I was at some sort of vacation retreat with a bunch of other people around my age. It was in Charlotte, North Carolina, which isn't too far from where I live, but I apparently had a seven-and-a-half hour train ride back home to Atlanta. And my parents were there with their car, which made about as much sense to me in the dream as it does to awake me. They had come to take my stuff home, but they were going to let me take the long train ride.
Everyone was going home at the same time, and I saw other girls traipsing through the woods with their suitcases and sleeping bags. The entire place was situated on one side of a hill, which made it extra difficult to lug our stuff.

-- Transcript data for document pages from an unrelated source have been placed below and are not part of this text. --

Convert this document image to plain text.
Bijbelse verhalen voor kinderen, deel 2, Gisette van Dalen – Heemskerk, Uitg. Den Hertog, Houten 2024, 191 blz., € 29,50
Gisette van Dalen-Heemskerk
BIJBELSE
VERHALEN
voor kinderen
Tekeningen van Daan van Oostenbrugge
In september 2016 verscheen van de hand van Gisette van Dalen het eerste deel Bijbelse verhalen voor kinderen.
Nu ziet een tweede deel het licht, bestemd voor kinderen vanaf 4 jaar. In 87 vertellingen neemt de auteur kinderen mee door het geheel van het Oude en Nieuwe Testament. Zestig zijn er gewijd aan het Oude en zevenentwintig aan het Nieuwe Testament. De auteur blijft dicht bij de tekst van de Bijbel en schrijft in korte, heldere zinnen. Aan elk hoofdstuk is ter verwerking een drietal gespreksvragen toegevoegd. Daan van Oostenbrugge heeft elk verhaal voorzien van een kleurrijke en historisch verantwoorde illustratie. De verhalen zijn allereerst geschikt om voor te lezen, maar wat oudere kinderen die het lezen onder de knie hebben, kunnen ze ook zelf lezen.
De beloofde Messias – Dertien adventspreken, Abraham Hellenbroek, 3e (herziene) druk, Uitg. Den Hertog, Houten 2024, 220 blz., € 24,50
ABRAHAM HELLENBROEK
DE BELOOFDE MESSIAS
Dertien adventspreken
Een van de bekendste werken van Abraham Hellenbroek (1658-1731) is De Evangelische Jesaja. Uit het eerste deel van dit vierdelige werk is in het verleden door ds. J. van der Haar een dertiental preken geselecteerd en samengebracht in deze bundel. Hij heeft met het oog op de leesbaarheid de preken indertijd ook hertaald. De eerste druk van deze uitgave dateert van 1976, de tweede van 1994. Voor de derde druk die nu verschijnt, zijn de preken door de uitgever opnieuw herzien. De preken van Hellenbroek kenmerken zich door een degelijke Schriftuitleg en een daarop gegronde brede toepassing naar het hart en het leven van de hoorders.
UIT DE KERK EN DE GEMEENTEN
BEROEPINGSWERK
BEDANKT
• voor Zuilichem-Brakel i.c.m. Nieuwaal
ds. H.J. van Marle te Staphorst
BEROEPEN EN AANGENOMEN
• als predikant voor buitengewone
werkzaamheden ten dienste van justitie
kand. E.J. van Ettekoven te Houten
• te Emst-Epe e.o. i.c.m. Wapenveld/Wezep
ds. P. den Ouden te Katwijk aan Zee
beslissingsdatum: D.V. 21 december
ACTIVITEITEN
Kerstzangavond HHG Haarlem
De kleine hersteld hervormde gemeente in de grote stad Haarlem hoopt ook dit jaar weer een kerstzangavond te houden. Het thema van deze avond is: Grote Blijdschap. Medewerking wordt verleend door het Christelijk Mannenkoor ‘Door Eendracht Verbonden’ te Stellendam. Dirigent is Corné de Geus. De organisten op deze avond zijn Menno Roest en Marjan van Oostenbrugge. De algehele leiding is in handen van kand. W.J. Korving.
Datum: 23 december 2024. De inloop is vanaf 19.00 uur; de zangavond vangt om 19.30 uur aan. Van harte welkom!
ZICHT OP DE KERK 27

I stopped in a gift shop to see if I could find a book to read on the trip home. The gift shop had hundreds of copies of only one book: it was called My Best Friend, and it looked too sappy even to be an Oprah book. It was about sci-fi writer Anne McCaffrey befriending a younger sci-fi writer, and the two of them becoming soulmates. It was just the thing I didn't want to to read.
As I left the shop, I encountered an older woman, "Mandy," who's one of the bulimic patients at the clinic where I work. She was convinced that she and I were best friends, even though I had only talked to her a few times. She said she had talked to my parents and told them how close we were and that she was going to ride home with them. I felt really weirded out by this, wondering if Mandy was stalking me. I also figured my parents would now think I was weird for having someone my mother's age for a "best friend."
I met my parents at the car, and they said "Mandy" and I could both ride home with them. I tried to explain that I barely even knew Mandy, but they didn't seem to hear me.
I remember all of us -- my parents, my younger sister, Mandy, and me -- fighting over the beds in a motel room, and that was it.